各摺動距離における加工深さを図7に示す。周期構造の方向を問わず、摺動距離の増加にともない、鏡面化による加工面圧低下のため加工深さの増加率は低減している。特に摺動方向に直交方向の周期構造では,摺動距離が50m以降はほとんど加工深さに変化が見られない。一方、摺動方向に平行の周期構造は摺動距離が50m以降も加工深さの増加が見られ,摺動距離100mでは直交の周期構造の2倍程度の加工深さを示している。
2方向の周期構造で鏡面化された部分の表面粗さを図8に示す。摺動方向に直交方向の周期構造で鏡面化された表面には黒い変色が見られ、表面粗さも摺動距離の増加にともない悪化の傾向が見られる。一方、摺動方向に平行の周期構造で鏡面化した表面は摺動距離を増加させてもRaが0.006μmの鏡面が安定的に得られた。
このように、フェムト秒レーザによるナノスケールの微細周期構造を超仕上げ加工ツールとして利用し、Ra 0.006μmの鏡面が得られた。
ところで、摺動方向に平行の周期構造の方が加工深さや鏡面化の面積率が高い要因として、流体圧による負荷能力の差が挙げられる。摺動方向に直交方向の周期構造はくさび効果により、平行方向の周期構造より油膜が形成されやすく,加工に寄与する加工面圧が低下するため,加工効率が低減していると思われる.図示していないが、摺動方向に平行の周期構造でも摺動速度を10倍の10mm/sで加工を行うと,負荷能力が増加するため、加工効率が大きく低下することを確認している。また、摺動方向に直交方向の周期構造では,摺動距離50m以降で表面粗さの悪化傾向が見られるが、この要因は試験片の研磨粉が排出されにくいため,周期構造が埋まりやすいことに起因していると思われる。図9に摺動距離50mにおける周期構造の様子を示す。摺動方向に直交する周期構造では粒間まで目詰まりを起こしている。
1 鏡面加工用部材
2 グレーティング構造部
3 鏡面被加工部材
4 被加工部
5 凹部
6 凸部
2 グレーティング構造部
3 鏡面被加工部材
4 被加工部
5 凹部
6 凸部
Claims (4)
- 鏡面被加工部材の被加工部よりも硬質であって周期ピッチが10μm以下である複数の凹凸部からなるグレーティング構造部を鏡面加工用部材に設け、鏡面加工用部材のグレーティング構造部と鏡面被加工部材の被加工部とを、液体存在下で相対的に摺動させて鏡面被加工部材の被加工部を鏡面に仕上げることを特徴とする鏡面加工方法。
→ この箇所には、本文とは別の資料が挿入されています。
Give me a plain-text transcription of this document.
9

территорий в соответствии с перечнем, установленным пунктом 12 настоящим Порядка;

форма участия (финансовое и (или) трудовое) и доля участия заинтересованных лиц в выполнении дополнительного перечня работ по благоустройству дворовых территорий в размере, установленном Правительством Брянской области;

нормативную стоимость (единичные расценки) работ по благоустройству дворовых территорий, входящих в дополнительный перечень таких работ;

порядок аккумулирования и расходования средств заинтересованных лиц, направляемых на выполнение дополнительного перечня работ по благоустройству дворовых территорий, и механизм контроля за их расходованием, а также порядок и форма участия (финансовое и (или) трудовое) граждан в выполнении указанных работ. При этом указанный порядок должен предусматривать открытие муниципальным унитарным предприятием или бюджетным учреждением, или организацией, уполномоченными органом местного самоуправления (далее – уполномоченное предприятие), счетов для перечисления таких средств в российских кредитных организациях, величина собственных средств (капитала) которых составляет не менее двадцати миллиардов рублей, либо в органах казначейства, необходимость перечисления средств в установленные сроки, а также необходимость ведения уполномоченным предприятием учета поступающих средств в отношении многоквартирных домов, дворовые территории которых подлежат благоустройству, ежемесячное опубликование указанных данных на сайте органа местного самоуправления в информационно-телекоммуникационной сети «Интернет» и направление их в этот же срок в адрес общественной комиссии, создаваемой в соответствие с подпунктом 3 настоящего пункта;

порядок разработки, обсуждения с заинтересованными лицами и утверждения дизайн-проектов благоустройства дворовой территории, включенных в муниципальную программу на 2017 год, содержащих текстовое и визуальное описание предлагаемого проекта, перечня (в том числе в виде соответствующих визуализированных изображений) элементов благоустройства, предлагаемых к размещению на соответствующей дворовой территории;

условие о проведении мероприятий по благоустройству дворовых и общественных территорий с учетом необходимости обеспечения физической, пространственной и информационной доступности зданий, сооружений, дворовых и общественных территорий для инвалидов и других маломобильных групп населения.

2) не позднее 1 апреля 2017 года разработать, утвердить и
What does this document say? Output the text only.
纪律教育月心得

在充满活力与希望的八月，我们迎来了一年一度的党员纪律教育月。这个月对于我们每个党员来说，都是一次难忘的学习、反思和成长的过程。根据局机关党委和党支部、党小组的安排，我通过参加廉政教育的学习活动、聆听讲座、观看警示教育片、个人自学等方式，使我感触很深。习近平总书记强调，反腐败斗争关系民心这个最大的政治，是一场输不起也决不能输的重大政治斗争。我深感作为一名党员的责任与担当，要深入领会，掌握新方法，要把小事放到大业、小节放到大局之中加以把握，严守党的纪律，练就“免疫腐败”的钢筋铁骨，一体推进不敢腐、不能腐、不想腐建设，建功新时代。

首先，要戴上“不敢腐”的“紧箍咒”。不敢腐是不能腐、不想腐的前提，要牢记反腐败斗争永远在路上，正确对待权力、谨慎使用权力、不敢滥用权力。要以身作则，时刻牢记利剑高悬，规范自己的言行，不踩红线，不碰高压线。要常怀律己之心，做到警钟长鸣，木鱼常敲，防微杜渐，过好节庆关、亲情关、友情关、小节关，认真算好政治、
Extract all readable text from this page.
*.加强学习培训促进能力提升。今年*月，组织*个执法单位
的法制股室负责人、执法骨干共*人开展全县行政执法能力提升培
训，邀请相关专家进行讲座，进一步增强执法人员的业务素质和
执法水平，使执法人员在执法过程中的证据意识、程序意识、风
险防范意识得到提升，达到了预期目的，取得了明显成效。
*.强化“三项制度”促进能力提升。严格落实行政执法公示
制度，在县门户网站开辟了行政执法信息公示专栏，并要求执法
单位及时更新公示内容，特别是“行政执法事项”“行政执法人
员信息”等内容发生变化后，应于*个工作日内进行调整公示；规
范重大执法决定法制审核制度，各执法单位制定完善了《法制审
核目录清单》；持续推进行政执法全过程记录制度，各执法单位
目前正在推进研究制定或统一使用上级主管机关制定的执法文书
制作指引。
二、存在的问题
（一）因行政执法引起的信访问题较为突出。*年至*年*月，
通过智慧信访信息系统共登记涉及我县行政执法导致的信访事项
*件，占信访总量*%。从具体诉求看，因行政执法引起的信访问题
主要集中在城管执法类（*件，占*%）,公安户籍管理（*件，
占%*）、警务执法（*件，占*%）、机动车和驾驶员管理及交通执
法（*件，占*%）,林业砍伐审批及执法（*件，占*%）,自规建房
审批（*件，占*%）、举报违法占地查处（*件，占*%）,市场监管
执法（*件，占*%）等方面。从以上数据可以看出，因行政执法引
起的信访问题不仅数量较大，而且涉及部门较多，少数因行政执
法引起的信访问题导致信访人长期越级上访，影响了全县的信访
- 前記グレーティング構造部のグレーティング方向を摺動方向と略平行とすることを特徴とする請求項1の鏡面加工方法。
- 前記鏡面加工用部材に複数のグレーティング方向のグレーティング構造部を形成していることを特徴とする請求項1の鏡面加工方法。
- 前記グレーティング構造部は、加工閾値近傍の照射強度で直線偏光のフェムト秒レーザを照射し、その照射部分をオーバラップさせながら走査して、自己組織的に形成することを特徴とする請求項1〜請求項3のいずれかの鏡面加工方法。